In 2014, a panel of leading food safety experts gave the opinion that the Impossible Burger’s key ingredient, soy leghemoglobin, is “generally recognised as safe” (GRAS). GRAS means a food is safe to be consumed under US regulations.

Additional testing — including a stringent rat feeding study — provided even more objective, scientific data that the product is safe. That 2016 study examined whether consumption of soy leghemoglobin in amounts orders of magnitude above normal dietary exposure would produce any adverse effects. There were none. A comprehensive search of allergen databases found that soy leghemoglobin has a very low risk of allergenicity, and it’s shown no adverse effects in exhaustive testing.

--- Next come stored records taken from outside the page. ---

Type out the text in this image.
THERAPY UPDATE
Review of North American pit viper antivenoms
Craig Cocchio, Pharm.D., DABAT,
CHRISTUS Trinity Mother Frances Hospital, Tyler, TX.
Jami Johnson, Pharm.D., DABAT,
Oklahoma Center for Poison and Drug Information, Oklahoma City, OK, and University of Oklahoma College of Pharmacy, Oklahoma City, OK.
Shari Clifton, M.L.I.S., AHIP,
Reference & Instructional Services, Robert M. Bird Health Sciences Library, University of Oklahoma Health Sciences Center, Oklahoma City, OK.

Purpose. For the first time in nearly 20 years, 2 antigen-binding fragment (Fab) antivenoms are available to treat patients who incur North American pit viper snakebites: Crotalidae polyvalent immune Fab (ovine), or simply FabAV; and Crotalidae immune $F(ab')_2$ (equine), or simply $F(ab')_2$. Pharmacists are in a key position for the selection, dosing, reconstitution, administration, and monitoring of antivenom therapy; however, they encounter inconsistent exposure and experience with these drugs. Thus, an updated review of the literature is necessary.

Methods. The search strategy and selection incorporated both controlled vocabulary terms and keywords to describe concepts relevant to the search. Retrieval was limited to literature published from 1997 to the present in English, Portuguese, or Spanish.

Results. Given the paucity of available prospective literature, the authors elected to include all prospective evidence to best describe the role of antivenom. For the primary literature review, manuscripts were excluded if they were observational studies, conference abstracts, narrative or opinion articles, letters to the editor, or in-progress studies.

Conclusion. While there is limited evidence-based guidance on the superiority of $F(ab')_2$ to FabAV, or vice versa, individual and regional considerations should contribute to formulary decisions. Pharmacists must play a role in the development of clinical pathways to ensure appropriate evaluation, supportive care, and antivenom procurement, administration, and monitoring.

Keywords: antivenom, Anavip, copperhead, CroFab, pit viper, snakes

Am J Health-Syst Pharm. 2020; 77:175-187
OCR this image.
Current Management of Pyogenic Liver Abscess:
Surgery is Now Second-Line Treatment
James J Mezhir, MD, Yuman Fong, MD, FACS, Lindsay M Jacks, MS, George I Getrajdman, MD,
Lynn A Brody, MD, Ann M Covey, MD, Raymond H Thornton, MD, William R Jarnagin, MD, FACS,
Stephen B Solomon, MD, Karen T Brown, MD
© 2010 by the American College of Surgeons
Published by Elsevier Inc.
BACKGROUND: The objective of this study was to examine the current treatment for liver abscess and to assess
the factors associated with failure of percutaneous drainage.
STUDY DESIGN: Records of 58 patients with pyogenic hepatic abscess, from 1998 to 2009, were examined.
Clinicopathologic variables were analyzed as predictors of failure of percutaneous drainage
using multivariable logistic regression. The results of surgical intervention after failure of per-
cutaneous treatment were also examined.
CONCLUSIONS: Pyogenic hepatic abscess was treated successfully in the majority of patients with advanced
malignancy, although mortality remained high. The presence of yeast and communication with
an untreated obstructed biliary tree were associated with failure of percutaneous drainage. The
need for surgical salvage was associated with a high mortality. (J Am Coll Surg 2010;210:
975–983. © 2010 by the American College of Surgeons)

Making 454,000 kg of plant-sourced meat per month

Impossible Foods has launched its first large-scale production facility in Oakland, California, which when fully operational will be able to produce 454,000 kg of meat per month from plants.

The goal is to make enough Impossible Burgers to serve 4 million people per month within a year.

The Impossible Burger debuted in July 2016 in New York City at Momofuku Nishi, the restaurant of chef David Chang. In addition, it is available at acclaimed restaurants Jardinière and Cockscomb in San Francisco, as well as Crossroads Kitchen in Los Angeles. It is available in New York at the Michelin-starred restaurant PUBLIC and its sister bar, The Daily, and at meat-centric bistro Saxon + Parole.

Bareburger serves the Impossible Burger exclusively at its outlet near New York University’s campus, but as the facility ramps up, more outlets in the 43-unit Bareburger chain will be adding the Impossible Burger to their menus.